A most insightful and well-done interview by PBS last month on police use of deadly force.
“After police in Sacramento shot and killed Stephon Clark in his grandmother’s yard, California lawmakers proposed legislation that only allows police to shoot people if there are no other reasonable options. But as Newshour Weekend’s Christopher Booker reports, law enforcement officers are already trained to prepare for and de-escalate tense situations..”
View the video interview and transcript HERE.
And PBS continues this important topic (and one that needs continual police-public engagement)…
“While police departments across the country address reform, community groups in cities like Chicago and New York are also teaching people about alternatives to 9-1-1 for crises that can be exacerbated by police presence.
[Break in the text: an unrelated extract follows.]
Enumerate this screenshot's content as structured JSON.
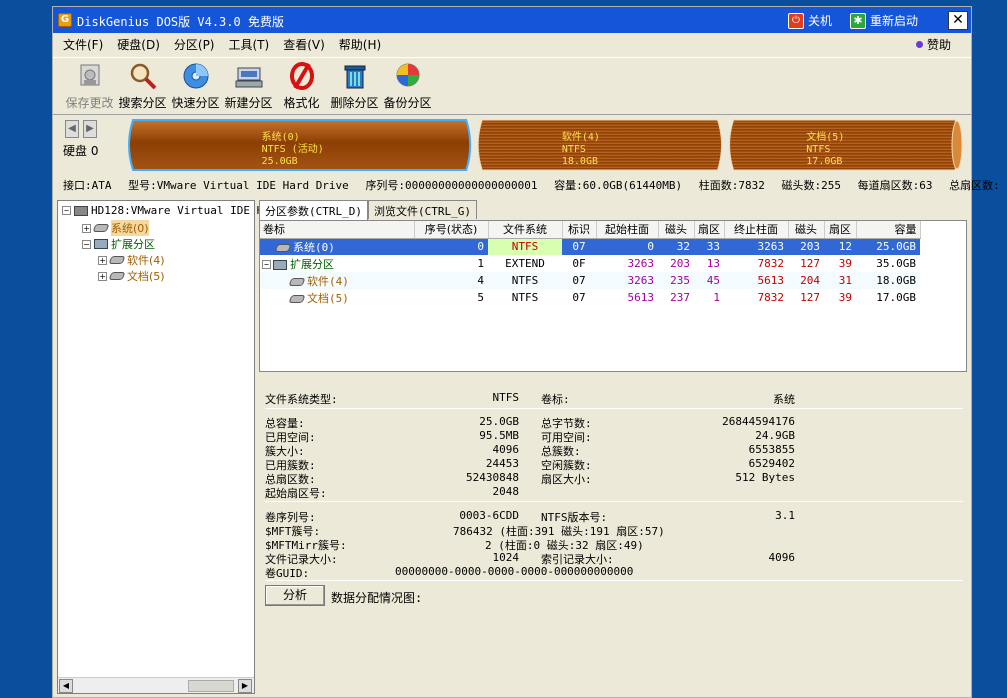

NewsHour Weekend’s Ivette Feliciano talked to author Alex Vitale of “End of Policing,” about the country’s reliance on law enforcement to solve complicated social issues…”
See this PBS follow-up piece, “Has Policing in America Gone too Far?” HERE in which Alex Vitale talks about his new book, “End of Policing.”
[p.s. I must add that in our discussions of police use of deadly force we have not identified the “elephant” that boldly sits in the room with us. Whether we like it or not, one day we will have to discuss the proliferation of firearms in our society (estimated at over 300 million of them in America). Unless we come to discuss the driving cause of our problem, police violence will ever be significantly reduced. When every police officer in America has to enter a work environment proliferated by guns, we can expect them to be tensed and stressed! When we come to put reasonable restrictions as to who can purchase (and/or carry) a firearm, what kind of firearms, and under what conditions, that big, hairy elephant will dangerously remain in the room.]